Featured label
Research

Introducing “Reading Recognition in the Wild”: A dataset for understanding human behaviors during reading from egocentric sensor suite

June 4, 2025 · 5 min read

Key Takeaways

    • Reading in the Wild is a large-scale multimodal dataset comprising 100 hours of reading and non-reading videos captured in diverse and realistic scenarios using Project Aria from 100+ participants.
    • The dataset features video, eye gaze, and head pose sensor outputs, created to help solve the task of reading recognition from wearable devices. Notably, this is the first egocentric dataset to feature high-frequency eye-tracking data collected at 60 Hz.
    • We have developed a lightweight and flexible model for reading recognition with high precision and recall by utilizing RGB, eye gaze, and head pose data. Detailed performance analysis and capabilities of the model are available in our technical report.

Reading Recognition for Advancing Contextual AI

Reading is a fundamental human activity that forms the basis of communication, entertainment, and learning. It spans a wide range of mediums, from handwritten notes and printed books to digital screens and environmental signage. The future of AI relies heavily on understanding the user's physical context. Smart glasses, like the Meta Ray-Ban, offer a promising form factor that bridges visual AI with the real world, enabling personalized, contextual experiences. In this context, the ability to recognize when the user is reading is essential for developing AI that is truly personalized and contextually aware. This capability allows devices to understand what a user has read and where they can assist, enhancing the user's interaction with the world.

A significant challenge in this domain is the scarcity of data for large-scale, real-world reading recognition. Previous reading datasets were collected in controlled settings, where participants read lengthy texts on large screens with front-facing eye-tracking cameras. This approach limits the scale, diversity, and realism of the data. Moreover, effective reading recognition requires leveraging multi-modal information. Simply having text in the field of view does not guarantee that the user is reading it, making it difficult to to solve using visual information alone. Similarly, a horizontal eye gaze pattern does not always indicate reading activity. Additionally, any solution must be efficient enough for real-time, always-on operation, given the practical constraints of all-day wearable devices. Current Optical Character Recognition (OCR) technology demands high-resolution images, resulting in significant power consumption. However, reading recognition can act as an efficient proxy, triggering OCR only when the user is actively engaged with reading material.

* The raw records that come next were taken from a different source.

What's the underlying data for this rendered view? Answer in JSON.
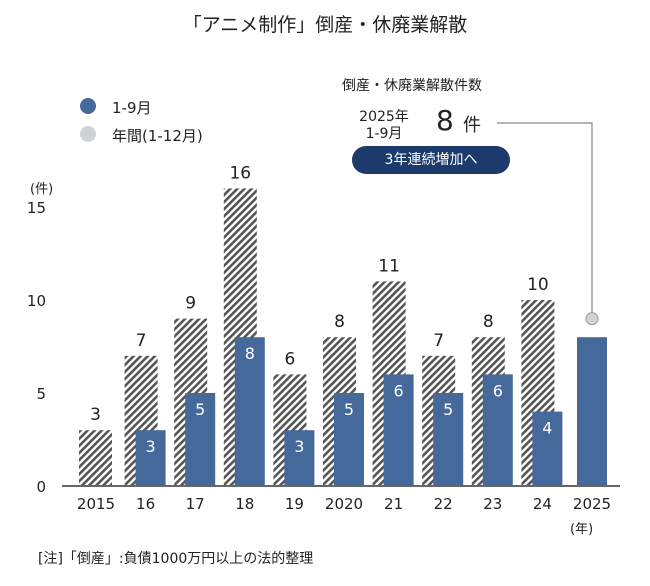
{
  "title": "「アニメ制作」倒産・休廃業解散",
  "legend": {
    "ytd": "1-9月",
    "annual": "年間(1-12月)"
  },
  "annotation": {
    "heading": "倒産・休廃業解散件数",
    "period_year": "2025年",
    "period_months": "1-9月",
    "value": "8",
    "unit": "件",
    "badge": "3年連続増加へ"
  },
  "note": "[注]「倒産」:負債1000万円以上の法的整理",
  "colors": {
    "ytd": "#44699a",
    "annual_hatch": "#555555",
    "badge": "#1c3a6b",
    "marker": "#cfd3d8"
  },
  "chart_data": {
    "type": "bar",
    "ylabel": "(件)",
    "xunit": "(年)",
    "ylim": [
      0,
      15
    ],
    "yticks": [
      0,
      5,
      10,
      15
    ],
    "grid": false,
    "legend": "top-left",
    "categories": [
      "2015",
      "16",
      "17",
      "18",
      "19",
      "2020",
      "21",
      "22",
      "23",
      "24",
      "2025"
    ],
    "series": [
      {
        "name": "年間(1-12月)",
        "style": "hatched",
        "values": [
          3,
          7,
          9,
          16,
          6,
          8,
          11,
          7,
          8,
          10,
          null
        ]
      },
      {
        "name": "1-9月",
        "style": "solid",
        "values": [
          null,
          3,
          5,
          8,
          3,
          5,
          6,
          5,
          6,
          4,
          8
        ]
      }
    ],
    "marker_2025": 9
  }
}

Today, we are excited to announce the release of Reading Recognition in the Wild, a dataset created with Project Aria glasses. This dataset features 100 hours of egocentric video, along with eye gaze, head pose, audio, IMU, magnetometer, and barometer data, all captured from real-world scenarios using the Project Aria sensor suite. This dataset is not just a collection of data; it is a testament to our commitment to advancing thought leadership in the AI community, particularly in the realm of egocentric AI.

A First-of-Its-Kind Dataset

The Reading in the Wild dataset is the first to feature high-frequency eye-tracking data (60z) with Project Aria glasses. This dataset encompasses 100 hours of reading and non-reading activities captured in diverse and realistic scenarios from 111 participants. It includes three key modalities: egocentric RGB video, eye gaze, and head pose data, along with other sensor data from the Project Aria sensor suite, including audio, IMU, magnetometer, and barometer data.

New, High Performance Model for Reading Recognition

In conjunction with the dataset, we have developed a lightweight, flexible model for reading recognition that achieves high precision and recall. This model leverages RGB, eye gaze, and head pose data, either individually or in combination. A comprehensive analysis of its performance and capabilities is provided in our technical report.

Unlocking New Applications

Achieving reading recognition makes it feasible to keep a record of a user's reading interactions, building a contextually aware AI. This capability opens doors to several applications, such as reading assistant tools for children with learning difficulties and people with low vision. It can also track whether a user has read crucial information, like signs while driving, and measure attention and distraction during tasks.

Additionally, our dataset and method can be extended to classify different types of reading, a topic of interest in cognitive studies of reading comprehension. Unlike previous studies limited to controlled environments, our dataset allows for reading mode and medium classification in unconstrained settings, providing valuable experimental results in this direction.

Conclusion

The Reading in the Wild dataset is more than just data; it is a catalyst for innovation in the field of egocentric AI. We are excited to see how the research community will utilize this resource to push the boundaries of what is possible with AI. Together, we can create AI systems that are not only more intelligent but also more attuned to the nuances of human interaction and perception.